Arojah Theatre breathes life into Ben Tomolojun’s wilted flower
Ikpomwonsa Gold (Gbotaye), Tunde Ijadunola(Dingi) and Ebichi Promise (Motowun) in “Flowers’ Introspect”. The play was directed by Adesewo Fayaman Bay.
Few gladiators have kept the flame of the theatre burning in Abuja, the city without a functional purpose-built theatre. Fewer have done it with the persistence and consistency that Arojah Theatre has over the last few years.
And in keeping with this, the Jerry Adesewo-led theatre group staged Ben Tomoloju’s “Flower’s Introspect”. The show ran from Wednesday to Friday at the rather small stage of the Korean Cultural Centre, which was certainly not designed to host plays of that magnitude.
For theatre lover’s, it was a rare treat. For critical members of the audience, it was an opportunity to introspect, to borrow from the title, on our perceptions about gender relations and our humanity.
The play is focused on three young men, Gbotaye, Dingi and Motowun, who like typical young men, are trying to navigate the minefield that is relationship and dating.
Poor and with stunted dreams, they obsess over the women in their lives and their frustration and a series of unfortunate events make for an interesting comedy.
Gbotaye is infatuated with the flirtatious Mosun, Dingi is in love with the very pious Christianah who offers him the Bible each time he reaches for her hand, and Motowun is driven to the point of insanity by his love for Teniola, daughter of a tycoon, who does not approve of the relationship.
In the end, none of them wins as, after suffering beatings and other misfortunes, they all lose out on the girls, none worse than Dingi, whose pious girlfriend commits suicide after she is raped by a priest.
The playwright’s attempt to win sympathy for the characters at the end falls flat on its face and the reason is quite clear.
The play opens with the three men gloating over a girl who has been raped. They laugh at her misfortune and justify the act because the girl is not favourably disposed to the men who approach her.
This does not engendeer goodwill for the characters in the minds of the audience and somehow, one hopes that they should suffer for their gloating. This is worsened by the fact that there was no further attempt by the playwright to address this issue and it makes one wonder what really the point of it is in the first place.
So when Gbotaye, played by Ikpomwonsa Gold, in his stupidity to see his girlfriend at 4 am is brutalized by the police and then sees the girl being dropped off by a rich lover, one can only gloat at him in return.
The same thing applies when Motowun, played by Ebichi Promise, is horsewhipped by his girlfriend’s father for venturing to see her.
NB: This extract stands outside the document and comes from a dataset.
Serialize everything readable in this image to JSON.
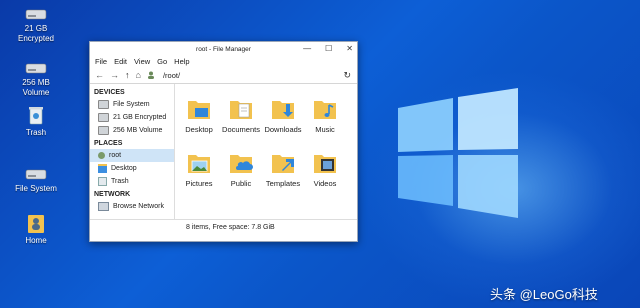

And ultimately when Dingi, played by the impressive Tunde Ijadunola, discovers that his Christianah had committed suicide a year before, just after she had been raped, the potential tear-jerking moment just doesn’t quite happen and the audience ended up laughing, perhaps at Dingi’s comical way of way mourning his beloved.
“He ruined her make-up,” he laments about what the priest had done to her.
For this play, the make-up was ruined right from the onset and one is not surprised to learn that since the play was written in 1976, it had only been staged during the playwrights school days at the University of Ibadan, then in the mid-80s and then recently by Arojah under the direction of Adesewo Fayaman Bay.
Aristotle implied that for a tragedy to be successful, the characters should be noble. There is really nothing noble about Tomoloju’s characters, men who gloat over something as inhumane as rape. And this ultimately ruined the tragedy of Christianah’s death. But there was something commendable about the acting of this cast and kudos should be given to Director Bay for it.
Arojah put on a great performance, even with the limited resources available to them. But this is not a great story. Far from it.